Brock's major league career ended with a 22-game swing through the O's bullpen in 2002. He allowed 52 hits in 44 innings, and compiled a 4.70 ERA. He was scored upon in half of his appearances, including eight multi-run games. He did win a couple of games in long relief:
-On June 19, the Birds were in Arizona for an interleague game and Sidney Ponson was knocked out in the fourth inning. Entering with runners on the corners, two outs, and a 2-1 lead, Chris walked Tony Womack to load the bases before coaxing a grounder from Alex Cintron to end the inning. He ended up pitching around three walks and a double in three scoreless innings, and departed with the Orioles leading 6-1 in the seventh. That was ultimately the final score. The losing pitcher was Curt Schilling, who finished the season 23-7.

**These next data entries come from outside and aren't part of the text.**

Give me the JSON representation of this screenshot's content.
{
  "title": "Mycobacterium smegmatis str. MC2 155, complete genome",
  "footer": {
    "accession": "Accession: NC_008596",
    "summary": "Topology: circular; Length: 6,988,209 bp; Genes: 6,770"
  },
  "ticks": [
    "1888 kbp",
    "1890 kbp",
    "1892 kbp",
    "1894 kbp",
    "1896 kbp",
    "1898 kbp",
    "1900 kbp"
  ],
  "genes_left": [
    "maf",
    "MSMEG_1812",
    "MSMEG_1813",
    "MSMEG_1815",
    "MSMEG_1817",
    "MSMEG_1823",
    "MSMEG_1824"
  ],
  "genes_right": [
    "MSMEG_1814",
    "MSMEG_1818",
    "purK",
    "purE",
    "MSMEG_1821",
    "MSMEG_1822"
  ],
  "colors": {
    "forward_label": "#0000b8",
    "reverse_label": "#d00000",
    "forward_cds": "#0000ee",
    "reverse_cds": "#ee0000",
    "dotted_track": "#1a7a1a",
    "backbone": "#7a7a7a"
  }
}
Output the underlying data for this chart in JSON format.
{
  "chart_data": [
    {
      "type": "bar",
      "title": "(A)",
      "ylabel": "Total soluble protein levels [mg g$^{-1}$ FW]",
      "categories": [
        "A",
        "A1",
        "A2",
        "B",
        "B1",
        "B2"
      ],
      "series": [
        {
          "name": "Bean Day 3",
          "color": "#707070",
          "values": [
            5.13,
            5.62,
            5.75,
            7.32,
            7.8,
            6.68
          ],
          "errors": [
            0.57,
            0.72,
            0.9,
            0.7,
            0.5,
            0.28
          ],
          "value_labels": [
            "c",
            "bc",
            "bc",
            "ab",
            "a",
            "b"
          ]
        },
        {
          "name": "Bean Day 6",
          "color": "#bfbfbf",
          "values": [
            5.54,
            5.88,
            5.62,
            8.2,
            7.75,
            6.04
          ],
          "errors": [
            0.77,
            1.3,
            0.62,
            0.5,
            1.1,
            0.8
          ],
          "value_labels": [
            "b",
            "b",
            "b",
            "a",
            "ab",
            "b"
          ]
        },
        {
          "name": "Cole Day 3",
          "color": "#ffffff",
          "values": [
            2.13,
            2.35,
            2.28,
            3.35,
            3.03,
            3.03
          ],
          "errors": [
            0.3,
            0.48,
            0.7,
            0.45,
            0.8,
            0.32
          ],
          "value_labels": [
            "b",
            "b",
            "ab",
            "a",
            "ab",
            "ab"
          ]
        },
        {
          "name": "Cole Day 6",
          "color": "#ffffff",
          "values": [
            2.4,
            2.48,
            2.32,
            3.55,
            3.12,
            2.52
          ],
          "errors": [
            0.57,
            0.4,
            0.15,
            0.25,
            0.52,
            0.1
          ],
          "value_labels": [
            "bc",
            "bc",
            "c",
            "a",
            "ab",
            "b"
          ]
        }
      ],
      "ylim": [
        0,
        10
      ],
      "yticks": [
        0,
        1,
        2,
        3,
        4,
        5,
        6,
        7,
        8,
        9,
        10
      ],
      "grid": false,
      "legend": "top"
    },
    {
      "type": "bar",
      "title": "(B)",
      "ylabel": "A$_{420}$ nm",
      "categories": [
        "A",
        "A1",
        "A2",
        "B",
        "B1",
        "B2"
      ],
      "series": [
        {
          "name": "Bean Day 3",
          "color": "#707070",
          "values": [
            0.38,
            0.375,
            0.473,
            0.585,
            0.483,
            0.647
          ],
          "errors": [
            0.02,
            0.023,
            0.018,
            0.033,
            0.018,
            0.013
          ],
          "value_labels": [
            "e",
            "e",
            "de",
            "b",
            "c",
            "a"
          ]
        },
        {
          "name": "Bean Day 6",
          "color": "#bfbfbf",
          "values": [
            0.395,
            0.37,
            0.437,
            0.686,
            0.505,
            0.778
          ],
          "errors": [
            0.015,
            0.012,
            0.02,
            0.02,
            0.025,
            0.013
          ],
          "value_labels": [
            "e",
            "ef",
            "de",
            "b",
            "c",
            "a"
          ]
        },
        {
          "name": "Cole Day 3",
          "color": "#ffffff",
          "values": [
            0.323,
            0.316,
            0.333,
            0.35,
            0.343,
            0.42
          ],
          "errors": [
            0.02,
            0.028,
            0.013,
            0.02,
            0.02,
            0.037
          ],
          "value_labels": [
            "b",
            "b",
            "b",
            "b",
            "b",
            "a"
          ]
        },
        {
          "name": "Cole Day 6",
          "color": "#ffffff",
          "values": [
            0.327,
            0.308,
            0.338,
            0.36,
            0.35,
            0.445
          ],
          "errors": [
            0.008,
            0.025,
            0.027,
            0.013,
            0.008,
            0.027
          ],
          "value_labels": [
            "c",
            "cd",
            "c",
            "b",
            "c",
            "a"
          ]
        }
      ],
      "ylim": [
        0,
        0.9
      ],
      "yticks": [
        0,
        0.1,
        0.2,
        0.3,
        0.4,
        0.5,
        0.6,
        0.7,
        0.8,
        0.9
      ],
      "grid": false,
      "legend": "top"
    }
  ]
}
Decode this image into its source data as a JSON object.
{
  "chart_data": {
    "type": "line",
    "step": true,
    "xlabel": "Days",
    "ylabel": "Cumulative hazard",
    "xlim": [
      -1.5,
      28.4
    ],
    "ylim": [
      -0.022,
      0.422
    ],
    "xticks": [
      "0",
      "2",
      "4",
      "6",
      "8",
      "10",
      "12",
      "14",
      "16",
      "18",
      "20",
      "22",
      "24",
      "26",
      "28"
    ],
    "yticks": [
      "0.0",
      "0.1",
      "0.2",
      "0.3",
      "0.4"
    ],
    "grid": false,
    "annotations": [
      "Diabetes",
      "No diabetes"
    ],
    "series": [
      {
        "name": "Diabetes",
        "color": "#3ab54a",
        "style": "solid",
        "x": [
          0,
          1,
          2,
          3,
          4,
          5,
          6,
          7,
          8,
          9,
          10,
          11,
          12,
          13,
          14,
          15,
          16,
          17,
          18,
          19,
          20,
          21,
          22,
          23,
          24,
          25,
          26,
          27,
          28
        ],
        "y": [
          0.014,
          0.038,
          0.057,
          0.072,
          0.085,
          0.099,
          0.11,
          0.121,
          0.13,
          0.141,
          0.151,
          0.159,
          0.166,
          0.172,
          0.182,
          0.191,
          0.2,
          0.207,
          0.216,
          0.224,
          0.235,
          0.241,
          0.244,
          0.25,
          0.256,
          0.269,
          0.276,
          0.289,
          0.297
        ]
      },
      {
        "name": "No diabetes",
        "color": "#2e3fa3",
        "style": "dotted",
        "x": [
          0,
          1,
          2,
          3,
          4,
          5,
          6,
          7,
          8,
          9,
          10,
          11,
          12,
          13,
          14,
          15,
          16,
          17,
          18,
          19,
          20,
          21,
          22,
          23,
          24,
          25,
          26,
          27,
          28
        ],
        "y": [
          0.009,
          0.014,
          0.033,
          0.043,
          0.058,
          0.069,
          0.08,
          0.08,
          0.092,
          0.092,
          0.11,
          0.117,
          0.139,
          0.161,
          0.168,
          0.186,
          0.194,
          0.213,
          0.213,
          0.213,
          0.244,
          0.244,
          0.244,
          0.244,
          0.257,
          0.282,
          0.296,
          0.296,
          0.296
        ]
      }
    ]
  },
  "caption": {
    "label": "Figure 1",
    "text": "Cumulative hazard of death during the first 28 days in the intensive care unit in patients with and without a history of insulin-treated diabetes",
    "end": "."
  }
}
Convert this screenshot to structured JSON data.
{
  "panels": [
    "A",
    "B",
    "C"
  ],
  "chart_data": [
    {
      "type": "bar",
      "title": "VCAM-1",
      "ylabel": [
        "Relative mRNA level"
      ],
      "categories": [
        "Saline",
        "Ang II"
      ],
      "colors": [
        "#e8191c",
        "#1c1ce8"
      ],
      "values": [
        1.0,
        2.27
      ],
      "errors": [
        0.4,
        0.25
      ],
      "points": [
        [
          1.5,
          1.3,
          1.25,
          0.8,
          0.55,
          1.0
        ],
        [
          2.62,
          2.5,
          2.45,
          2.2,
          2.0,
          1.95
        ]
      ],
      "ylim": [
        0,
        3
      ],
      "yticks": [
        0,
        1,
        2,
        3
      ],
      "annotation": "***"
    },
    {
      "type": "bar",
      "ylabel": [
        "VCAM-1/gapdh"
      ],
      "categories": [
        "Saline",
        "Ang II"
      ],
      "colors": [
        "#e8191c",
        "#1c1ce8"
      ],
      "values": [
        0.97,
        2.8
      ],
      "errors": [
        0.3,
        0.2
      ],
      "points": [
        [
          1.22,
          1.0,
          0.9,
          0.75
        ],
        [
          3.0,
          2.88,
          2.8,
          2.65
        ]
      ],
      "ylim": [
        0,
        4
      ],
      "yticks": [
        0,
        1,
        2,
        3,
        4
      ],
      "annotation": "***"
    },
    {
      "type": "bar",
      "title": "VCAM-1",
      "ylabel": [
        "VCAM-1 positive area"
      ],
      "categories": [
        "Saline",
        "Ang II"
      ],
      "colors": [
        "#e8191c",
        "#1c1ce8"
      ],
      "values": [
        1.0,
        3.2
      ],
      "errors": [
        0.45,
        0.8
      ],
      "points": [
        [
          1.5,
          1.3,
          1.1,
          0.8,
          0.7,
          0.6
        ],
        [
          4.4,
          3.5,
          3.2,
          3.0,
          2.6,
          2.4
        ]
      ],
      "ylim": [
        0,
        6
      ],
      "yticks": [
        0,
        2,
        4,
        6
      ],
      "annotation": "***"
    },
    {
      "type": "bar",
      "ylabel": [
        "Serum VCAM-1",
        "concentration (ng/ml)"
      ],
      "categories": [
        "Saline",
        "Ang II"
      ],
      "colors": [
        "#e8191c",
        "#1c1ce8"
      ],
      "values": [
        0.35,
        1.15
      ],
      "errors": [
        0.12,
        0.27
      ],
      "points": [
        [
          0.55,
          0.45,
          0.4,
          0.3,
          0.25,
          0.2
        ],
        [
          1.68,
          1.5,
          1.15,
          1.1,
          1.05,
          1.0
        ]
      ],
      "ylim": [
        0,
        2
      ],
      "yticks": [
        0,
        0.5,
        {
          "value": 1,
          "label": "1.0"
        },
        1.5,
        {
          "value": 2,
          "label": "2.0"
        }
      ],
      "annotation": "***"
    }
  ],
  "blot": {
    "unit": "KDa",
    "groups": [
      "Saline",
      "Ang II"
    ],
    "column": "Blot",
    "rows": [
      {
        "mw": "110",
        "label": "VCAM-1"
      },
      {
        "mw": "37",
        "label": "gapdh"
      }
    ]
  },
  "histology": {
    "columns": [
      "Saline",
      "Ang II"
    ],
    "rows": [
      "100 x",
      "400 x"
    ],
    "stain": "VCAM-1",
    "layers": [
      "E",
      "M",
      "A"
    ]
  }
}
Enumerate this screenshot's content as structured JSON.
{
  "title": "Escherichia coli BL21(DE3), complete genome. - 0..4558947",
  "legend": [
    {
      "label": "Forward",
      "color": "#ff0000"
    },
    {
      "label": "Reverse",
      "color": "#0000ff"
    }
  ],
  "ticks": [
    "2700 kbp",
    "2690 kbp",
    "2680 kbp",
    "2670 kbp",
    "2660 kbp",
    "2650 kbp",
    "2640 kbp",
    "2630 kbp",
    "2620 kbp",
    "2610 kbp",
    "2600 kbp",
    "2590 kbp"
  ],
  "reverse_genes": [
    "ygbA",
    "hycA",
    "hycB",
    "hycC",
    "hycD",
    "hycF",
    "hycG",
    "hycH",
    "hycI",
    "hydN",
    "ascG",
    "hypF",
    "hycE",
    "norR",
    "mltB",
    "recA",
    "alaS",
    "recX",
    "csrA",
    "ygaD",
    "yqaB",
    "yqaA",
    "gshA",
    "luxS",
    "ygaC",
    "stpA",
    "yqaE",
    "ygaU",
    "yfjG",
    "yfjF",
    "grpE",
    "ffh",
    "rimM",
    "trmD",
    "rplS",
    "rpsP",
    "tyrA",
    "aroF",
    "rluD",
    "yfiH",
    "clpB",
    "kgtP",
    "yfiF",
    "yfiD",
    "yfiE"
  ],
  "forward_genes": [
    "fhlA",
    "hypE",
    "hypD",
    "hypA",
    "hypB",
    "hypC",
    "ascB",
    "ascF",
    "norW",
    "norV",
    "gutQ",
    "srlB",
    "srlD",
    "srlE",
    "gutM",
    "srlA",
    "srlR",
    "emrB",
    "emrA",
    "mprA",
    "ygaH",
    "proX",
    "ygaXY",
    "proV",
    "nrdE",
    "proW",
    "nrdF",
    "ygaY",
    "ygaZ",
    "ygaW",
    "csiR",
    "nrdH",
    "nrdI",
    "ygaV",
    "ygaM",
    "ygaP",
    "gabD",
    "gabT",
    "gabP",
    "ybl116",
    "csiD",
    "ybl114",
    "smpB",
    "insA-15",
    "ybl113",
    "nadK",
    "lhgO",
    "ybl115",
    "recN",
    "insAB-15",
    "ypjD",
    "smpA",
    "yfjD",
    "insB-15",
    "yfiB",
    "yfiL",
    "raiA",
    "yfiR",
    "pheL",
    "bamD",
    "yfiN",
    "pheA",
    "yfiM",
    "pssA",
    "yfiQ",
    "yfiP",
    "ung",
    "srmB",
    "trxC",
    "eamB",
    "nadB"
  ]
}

-On August 23, Scott Erickson had a disastrous start against the Blue Jays, and Brock relieved him in the second inning with Baltimore already trailing 6-0. Again he stranded a pair of runners. He blanked Toronto for four more innings before giving up an Eric Hinske home run to lead off the seventh, but escaped the inning without further damage. In total he allowed six hits and no walks in five and one-third innings. The O's chipped away at the Jays' lead throughout the game, and had taken the lead with a four-run sixth inning against three pitchers (the last of whom was current Oriole Mark Hendrickson). The Birds won 11-7, thanks in part to four solo home runs from Geronimo Gil, Tony Batista, Melvin Mora, and Jay Gibbons. Ah, the bad old days.
Since his last major league appearance (September 28, 2002), Brock has spent time in the minors and Japan, and his last documented action came in 2007 for the independent Lancaster Barnstormers. He put up a 5.40 ERA in 21 games, which probably convinced him to go home and call it a day. Three years later, I wrote about him on my blog, and now a dozen or so people are reading a cursory overview of his career, and the world keeps turning.